Part of the reason is that fewer physicians are choosing to specialize in psychiatry. While the total number of physicians in the country increased by 45% from 1995 to 2013, based on data from the American Medical Association, the number of adult and child psychiatrists over that same period increased just 12%, to 49,079 from 43,640.
Meanwhile, a recent survey from the Association of American Medical Colleges found that almost 60% of psychiatrists are aged 55 or older. That makes psychiatry the fourth oldest medical profession of 44 specialties in terms of practitioner age.

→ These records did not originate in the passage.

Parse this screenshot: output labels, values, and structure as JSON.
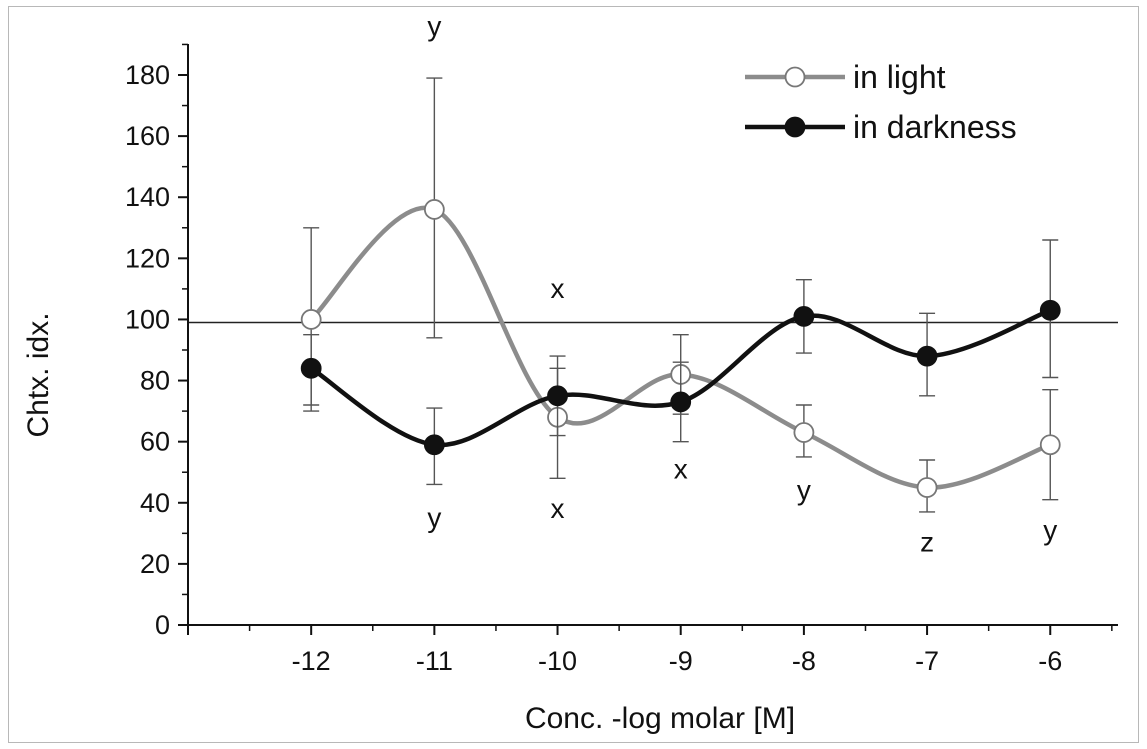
{
  "chart_data": {
    "type": "line",
    "xlabel": "Conc. -log molar [M]",
    "ylabel": "Chtx. idx.",
    "x": [
      -12,
      -11,
      -10,
      -9,
      -8,
      -7,
      -6
    ],
    "x_tick_labels": [
      "-12",
      "-11",
      "-10",
      "-9",
      "-8",
      "-7",
      "-6"
    ],
    "xlim": [
      -13,
      -5.45
    ],
    "ylim": [
      0,
      190
    ],
    "y_ticks": [
      0,
      20,
      40,
      60,
      80,
      100,
      120,
      140,
      160,
      180
    ],
    "y_tick_labels": [
      "0",
      "20",
      "40",
      "60",
      "80",
      "100",
      "120",
      "140",
      "160",
      "180"
    ],
    "reference_line": 99,
    "legend_position": "top-right",
    "series": [
      {
        "name": "in light",
        "color": "#8c8c8c",
        "marker": "open-circle",
        "values": [
          100,
          136,
          68,
          82,
          63,
          45,
          59
        ],
        "err_high": [
          130,
          179,
          84,
          95,
          72,
          54,
          77
        ],
        "err_low": [
          72,
          94,
          48,
          69,
          55,
          37,
          41
        ]
      },
      {
        "name": "in darkness",
        "color": "#111111",
        "marker": "filled-circle",
        "values": [
          84,
          59,
          75,
          73,
          101,
          88,
          103
        ],
        "err_high": [
          95,
          71,
          88,
          86,
          113,
          102,
          126
        ],
        "err_low": [
          70,
          46,
          62,
          60,
          89,
          75,
          81
        ]
      }
    ],
    "annotations": [
      {
        "text": "y",
        "x": -11,
        "y": 193
      },
      {
        "text": "x",
        "x": -10,
        "y": 107
      },
      {
        "text": "y",
        "x": -11,
        "y": 32
      },
      {
        "text": "x",
        "x": -10,
        "y": 35
      },
      {
        "text": "x",
        "x": -9,
        "y": 48
      },
      {
        "text": "y",
        "x": -8,
        "y": 41
      },
      {
        "text": "z",
        "x": -7,
        "y": 24
      },
      {
        "text": "y",
        "x": -6,
        "y": 28
      }
    ]
  }
}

Compounding the problem is that as there are fewer psychiatrists entering the field, the U.S. population is growing and many more people are eligible for mental health services thanks to the Affordable Care Act.
One of the reasons why few physicians are becoming psychiatrists is that many medical students believe that psychiatry doesn't pay as much as other medical specialties, American Psychiatric Association President Renee Binder, MD, told the Associated Press. Indeed, federal data indicates that the average annual wage for a psychiatrist is $182,700, just below the mean for primary care physicians and 28% below for some surgeons.
Binder added that the immense amount of paperwork required by Medicare and private insurers takes away from time psychiatrists, who often work solo, can spend with their patients.
Another issue is stigma surrounding mental health, even among practitioners, and a perception that psychiatry isn't as highly regarded as other specialties given that “psychiatry is devalued by some in the medical profession,” Darrell Kirch, MD, president of the Association of American Medical Colleges, told the AP.
One of the ways to address the shortage is greater adoption of telepsychiatry, which would allow psychiatrists to treat more people in rural areas, or patients who would have difficulty making it to the doctor's office, through the use of two-way video.
Another is to promote greater use of collaborative care, where psychiatrists provide greater consultation to general practitioners. Along these lines, there are also calls for primary care physicians to have more mental health training.
A more controversial move would be to allow psychologists, with appropriate additional medical training, to prescribe psychiatric medications to patients. Only Illinois, Louisiana and New Mexico, allow this, but efforts to do so in other states have face strong opposition from psychiatric groups.